If a thread visits a square, it will turn on its paint bit. If it leaves, it turns it off. Because there are 4 bits, we have 16 possible combinations of colors, including 0. Hand pick those colors as ANSI color escape sequences.

constexpr std::string_view ansi_red = "\033[38;5;1m█\033[0m";
constexpr std::string_view ansi_grn = "\033[38;5;2m█\033[0m";
constexpr std::string_view ansi_yel = "\033[38;5;3m█\033[0m";
constexpr std::string_view ansi_blu = "\033[38;5;4m█\033[0m";
constexpr std::string_view ansi_prp = "\033[38;5;183m█\033[0m";
constexpr std::string_view ansi_mag = "\033[38;5;201m█\033[0m";
constexpr std::string_view ansi_cyn = "\033[38;5;87m█\033[0m";
constexpr std::string_view ansi_wit = "\033[38;5;231m█\033[0m";
constexpr std::string_view ansi_prp_red = "\033[38;5;204m█\033[0m";
constexpr std::string_view ansi_blu_mag = "\033[38;5;105m█\033[0m";
constexpr std::string_view ansi_red_grn_blu = "\033[38;5;121m█\033[0m";
constexpr std::string_view ansi_grn_prp = "\033[38;5;106m█\033[0m";
constexpr std::string_view ansi_grn_blu_prp = "\033[38;5;60m█\033[0m";
constexpr std::string_view ansi_red_grn_prp = "\033[38;5;105m█\033[0m";
constexpr std::string_view ansi_red_blu_prp = "\033[38;5;89m█\033[0m";
constexpr std::string_view ansi_dark_blu_mag = "\033[38;5;57m█\033[0m";

Then place them in a table in a way that will be visually appealing.

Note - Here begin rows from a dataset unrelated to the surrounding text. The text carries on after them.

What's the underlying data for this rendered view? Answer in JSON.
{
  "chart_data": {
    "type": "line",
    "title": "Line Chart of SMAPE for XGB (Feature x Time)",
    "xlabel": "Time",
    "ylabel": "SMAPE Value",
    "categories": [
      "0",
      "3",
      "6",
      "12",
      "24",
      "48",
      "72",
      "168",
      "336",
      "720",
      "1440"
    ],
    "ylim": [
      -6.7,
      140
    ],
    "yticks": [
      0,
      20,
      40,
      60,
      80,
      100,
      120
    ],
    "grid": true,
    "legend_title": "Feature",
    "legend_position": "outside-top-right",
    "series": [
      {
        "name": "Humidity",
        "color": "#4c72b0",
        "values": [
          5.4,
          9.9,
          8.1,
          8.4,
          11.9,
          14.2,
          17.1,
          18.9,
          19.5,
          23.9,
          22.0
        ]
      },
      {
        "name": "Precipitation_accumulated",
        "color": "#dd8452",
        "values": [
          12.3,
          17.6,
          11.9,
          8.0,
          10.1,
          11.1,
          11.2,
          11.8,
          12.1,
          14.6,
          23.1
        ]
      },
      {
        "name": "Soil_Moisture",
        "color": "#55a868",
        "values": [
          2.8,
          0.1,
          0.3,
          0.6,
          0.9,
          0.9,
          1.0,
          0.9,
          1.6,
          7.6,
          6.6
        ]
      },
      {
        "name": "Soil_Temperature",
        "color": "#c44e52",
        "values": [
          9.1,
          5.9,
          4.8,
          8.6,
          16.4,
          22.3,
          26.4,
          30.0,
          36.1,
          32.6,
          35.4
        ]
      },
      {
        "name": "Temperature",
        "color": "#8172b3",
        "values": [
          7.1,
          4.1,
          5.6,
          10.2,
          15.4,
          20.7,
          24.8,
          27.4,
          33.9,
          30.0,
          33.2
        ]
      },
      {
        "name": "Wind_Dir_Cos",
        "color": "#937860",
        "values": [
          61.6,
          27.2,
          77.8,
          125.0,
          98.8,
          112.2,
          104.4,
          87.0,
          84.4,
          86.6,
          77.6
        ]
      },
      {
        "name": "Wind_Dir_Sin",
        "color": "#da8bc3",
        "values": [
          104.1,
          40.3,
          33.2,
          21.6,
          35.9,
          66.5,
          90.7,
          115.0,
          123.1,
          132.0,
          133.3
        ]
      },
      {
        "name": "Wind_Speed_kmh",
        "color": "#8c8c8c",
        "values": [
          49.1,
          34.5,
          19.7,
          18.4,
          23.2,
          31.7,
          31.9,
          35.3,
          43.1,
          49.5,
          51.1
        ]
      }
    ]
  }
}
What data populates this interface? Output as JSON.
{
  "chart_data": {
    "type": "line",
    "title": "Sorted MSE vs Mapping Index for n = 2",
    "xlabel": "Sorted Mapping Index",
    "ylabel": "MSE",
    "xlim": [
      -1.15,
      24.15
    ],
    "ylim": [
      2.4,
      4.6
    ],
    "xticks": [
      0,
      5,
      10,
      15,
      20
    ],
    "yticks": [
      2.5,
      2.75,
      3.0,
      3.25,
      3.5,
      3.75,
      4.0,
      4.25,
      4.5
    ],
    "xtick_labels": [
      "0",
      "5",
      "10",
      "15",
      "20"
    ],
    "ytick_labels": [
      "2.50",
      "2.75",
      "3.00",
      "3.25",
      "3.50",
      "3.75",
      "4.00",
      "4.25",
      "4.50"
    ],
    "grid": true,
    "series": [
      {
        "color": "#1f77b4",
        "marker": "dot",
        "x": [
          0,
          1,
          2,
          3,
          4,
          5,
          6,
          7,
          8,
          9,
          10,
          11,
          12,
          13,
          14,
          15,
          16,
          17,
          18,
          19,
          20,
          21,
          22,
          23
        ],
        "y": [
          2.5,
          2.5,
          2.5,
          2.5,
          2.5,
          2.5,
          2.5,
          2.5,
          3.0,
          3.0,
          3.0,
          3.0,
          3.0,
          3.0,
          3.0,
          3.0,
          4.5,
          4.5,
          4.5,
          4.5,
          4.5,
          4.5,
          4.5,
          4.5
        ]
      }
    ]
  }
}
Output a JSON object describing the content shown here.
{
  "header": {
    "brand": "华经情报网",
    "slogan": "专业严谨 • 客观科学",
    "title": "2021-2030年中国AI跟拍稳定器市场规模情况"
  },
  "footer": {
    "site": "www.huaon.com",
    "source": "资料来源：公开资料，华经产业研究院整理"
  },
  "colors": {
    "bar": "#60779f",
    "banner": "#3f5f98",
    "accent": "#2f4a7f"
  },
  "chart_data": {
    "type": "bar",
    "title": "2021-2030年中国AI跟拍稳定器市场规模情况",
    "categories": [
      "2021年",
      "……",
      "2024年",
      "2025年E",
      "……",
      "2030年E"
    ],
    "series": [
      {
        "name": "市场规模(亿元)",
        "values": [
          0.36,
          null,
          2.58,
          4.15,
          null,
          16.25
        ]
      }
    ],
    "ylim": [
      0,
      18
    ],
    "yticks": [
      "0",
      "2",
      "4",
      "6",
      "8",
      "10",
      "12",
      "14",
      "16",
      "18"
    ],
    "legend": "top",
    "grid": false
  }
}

// Threads Overlaps. The zero thread is the zero index bit with a value 1.
constexpr std::array<std::string_view, 16> thread_colors = {
    ansi_no_solution,
    ansi_red,          // 0b0001
    ansi_grn,          // 0b0010
    ansi_yel,          // 0b0011
    ansi_blu,          // 0b0100
    ansi_mag,          // 0b0101
    ansi_cyn,          // 0b0110
    ansi_red_grn_blu,  // 0b0111
    ansi_prp,          // 0b1000
    ansi_prp_red,      // 0b1001
    ansi_grn_prp,      // 0b1010
    ansi_red_grn_prp,  // 0b1011
    ansi_dark_blu_mag, // 0b1100
    ansi_red_blu_prp,  // 0b1101
    ansi_grn_blu_prp,  // 0b1110
    ansi_wit,          // 0b1111
};

Now there is a unique color combination for every combination of thread path that is actively over a square. To print, we just check if any color bits are on and then print them out.

constexpr uint16_t thread_paint_shift{4};
constexpr Thread_paint thread_paint_mask{0b1111'0000};
if (square & thread_paint_mask)
{
    const Thread_paint thread_color = 
        (square & thread_paint_mask) 
        >> thread_paint_shift;
    std::cout << thread_colors.at(thread_color);
}

To Bit or Not to Bit

We again have designed a large part of the program to use bit manipulation. If you would rather use a more Object-Oriented Design with a struct, here is how I might do it in Rust.

pub struct Square {
    start : bool,
    finish : bool,
    path : bool,
    path_rgb : [u8; 3],
    wall_piece : char,    
}

Now that you have all the information to implement the program, there are many other possible designs one could use for the maze squares.